Ugwu turned to Jessica Fjeld of the leftist Berkman Klein Center for Internet and Society at Harvard, who complained Google was taking a "hardline" posture and "compared Google Podcasts’ positioning to that of Parler, the largely unregulated social network that was a hotbed for disinformation and extremist groups before the largest tech companies turned away from it." She wants Google to constrain content for "safety and respect."
Ugwu is only the latest Times journalist to become hot on censorship (or “content moderation”) a strange spot for a journalist and presumed advocate of free expression.
In the early days, content moderation in podcasting was virtually nonexistent….But not all of those voices, part of a chorus of more than one million podcasts in existence today, were virtuous. And with more popularity -- 80 million Americans listened to a podcast at least once a week in 2020, according to Edison Research -- came more scrutiny.
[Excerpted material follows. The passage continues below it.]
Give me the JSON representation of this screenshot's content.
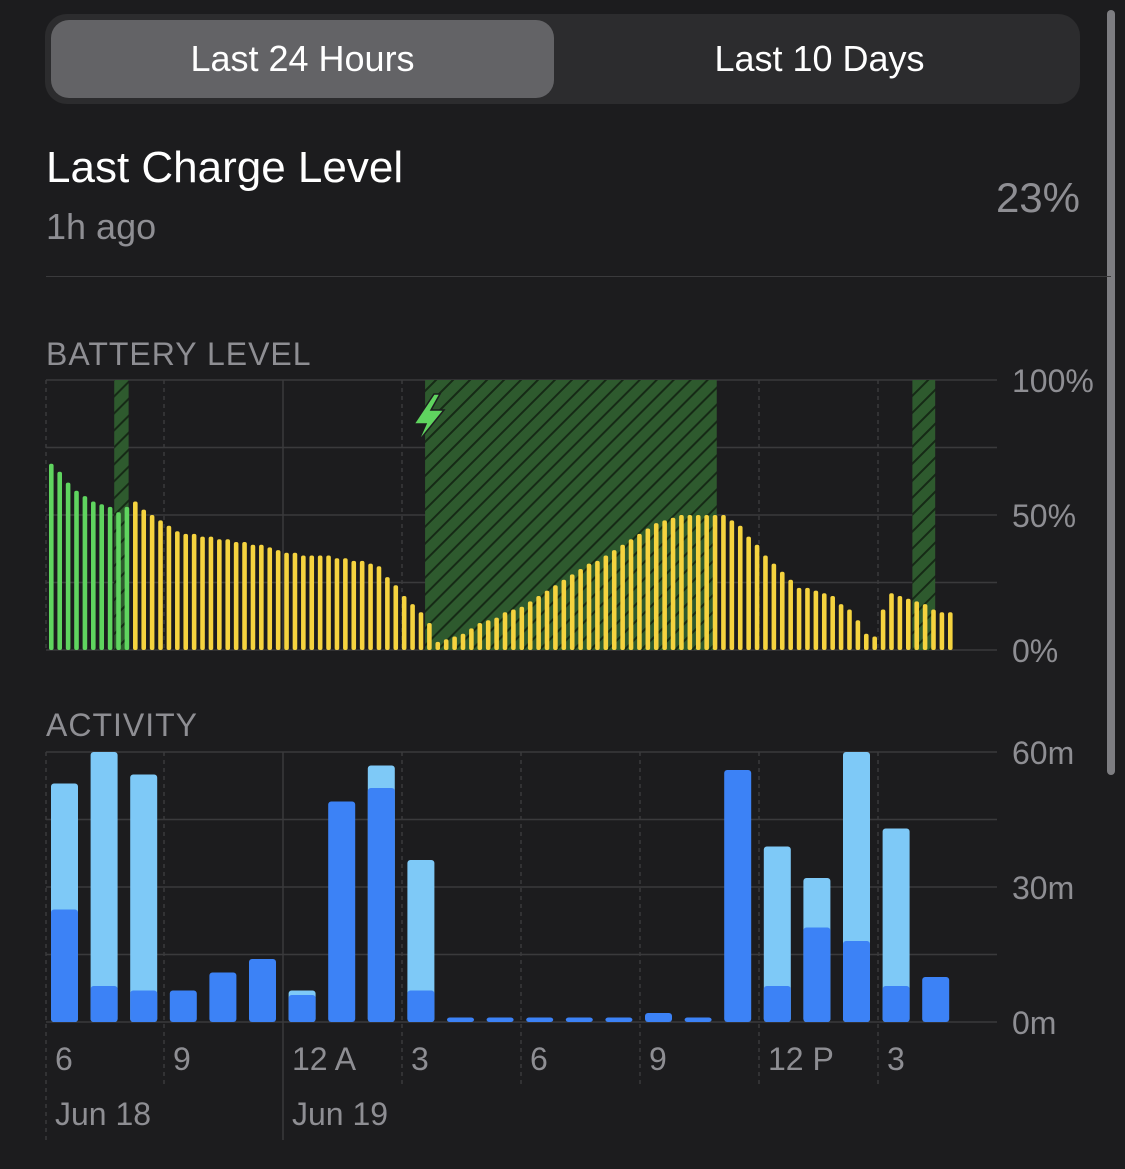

Now imagine if all this scrutiny came back around on the Times and its fraudulent "Caliphate" series of podcasts with a fake member of ISIS. That, of course, goes unmentioned in this story. "Lax moderation" was certainly their sin!
Ugwu quoted no conservative opposed to the "aggressive moderation" of Big Tech, but there was a debate of sorts.
Keri Hoffman, the chief executive of PRX, a distributor of public radio programs, said "If radio was like talking into a great big pipe, podcasts are like talking into a cocktail straw."
But Ugwu worried that "the insular, self-selecting nature of podcast communities creates its own challenges."
Michael Edison Hayden, a senior investigative reporter with the Southern Poverty Law Center, said that podcasts were a “fundamental building block” of the deadly “Unite the Right” rally in Charlottesville, Va., in 2017, helping organizers who had been banned from more mainstream platforms cultivate a national following.
“Podcasts were instrumental in radicalizing and galvanizing that movement,” he said.
The Times is still unwilling to examine whether the SPLC is a corrupt organization whose "hate group" evidence can be very questionable. It might even be..."misinforming" people.